The UX designer in 2026 is, increasingly, the person who finds the balance between these three demands without betraying any of them. It’s not legal’s job. It’s not plain product’s job. It’s design work, because it materialises in concrete screens, flows, copy and information architecture.


Implications for the profession.

This shift has practical consequences worth naming:

Regulatory literacy stops being optional. A UX designer who doesn’t understand the AI Act, the EAA and the CDSM Directive can’t defend an AI-powered product in 2026. You don’t need to be a lawyer, but you do need to be able to read a recital and translate it into component requirements.

Work with legal becomes continuous, not occasional. The “design first and then legal approves” model no longer works.

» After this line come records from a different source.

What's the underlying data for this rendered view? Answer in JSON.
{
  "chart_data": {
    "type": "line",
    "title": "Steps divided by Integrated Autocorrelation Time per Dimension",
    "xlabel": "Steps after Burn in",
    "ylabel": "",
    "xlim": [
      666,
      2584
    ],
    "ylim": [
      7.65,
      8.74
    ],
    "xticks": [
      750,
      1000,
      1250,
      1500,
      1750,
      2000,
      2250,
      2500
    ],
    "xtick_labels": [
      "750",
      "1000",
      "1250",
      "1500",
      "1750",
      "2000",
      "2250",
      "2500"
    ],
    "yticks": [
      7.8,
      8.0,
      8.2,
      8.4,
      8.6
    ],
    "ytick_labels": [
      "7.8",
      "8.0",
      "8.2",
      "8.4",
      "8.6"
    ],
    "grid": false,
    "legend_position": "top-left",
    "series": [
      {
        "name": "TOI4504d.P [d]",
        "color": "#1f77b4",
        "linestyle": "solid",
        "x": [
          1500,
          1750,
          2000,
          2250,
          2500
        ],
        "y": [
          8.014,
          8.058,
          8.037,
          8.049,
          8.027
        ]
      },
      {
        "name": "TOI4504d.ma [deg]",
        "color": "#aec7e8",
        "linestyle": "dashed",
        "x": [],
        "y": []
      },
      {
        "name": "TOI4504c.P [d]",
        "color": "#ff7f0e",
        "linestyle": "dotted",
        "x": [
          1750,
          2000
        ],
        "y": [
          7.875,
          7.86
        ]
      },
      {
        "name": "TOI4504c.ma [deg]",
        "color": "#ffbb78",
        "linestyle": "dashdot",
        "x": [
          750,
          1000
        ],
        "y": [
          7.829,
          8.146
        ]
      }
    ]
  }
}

The “design with legal from discovery” model does, because many regulatory decisions condition which architecture is viable.

New roles appear. Designers specialising in explainability, human-oversight designers, appeal-path designers. These aren’t minor niches; they’re areas where products are staking their regulatory survival.

The portfolio changes. What differentiates a senior designer of AI-powered products today isn’t the visual portfolio. It’s the demonstrable capacity to have designed transparency, oversight and appeal flows that withstand audit. That’s what companies operating in regulated markets are looking for.


Conclusion: regulation as ally.

The temptation, facing a demanding regulatory framework, is to read it as a burden: costs, limits, friction. Ten years of work on digital products make me read it the opposite way.

Regulation is codifying, with legal force and the threat of fines, things good designers have been asking for for years without success: that users understand what systems do, that they can intervene, that they have someone to complain to, that automated decisions are reviewable. For years, those requests crashed against “no time, no budget, not a priority”. In 2026, with penalties of up to 35 million euros or 7% of global turnover, they are a priority.

Designing with AI in 2026 isn’t just designing intelligent systems. It’s designing defensible systems: before the user, before the regulator, and ultimately before oneself. The question that defines whether a product is well made is no longer just “do users like it?”. It’s also: if tomorrow I’m asked to account for what this product decided, can I explain why it behaves this way, prove there is real oversight, and show the path the user has to dispute it?

If the answer is yes, you’re designing AI-powered products. If the answer is no, you’re deploying risks with an interface on top.

The real value of the designer in this context isn’t making AI look friendlier. It’s making the product comprehensible to the user, operable by the organisation and auditable by the regulator, all at once. That triple alignment is the new frontier of UX design, and it’s where the quality of digital products will be decided over the coming years.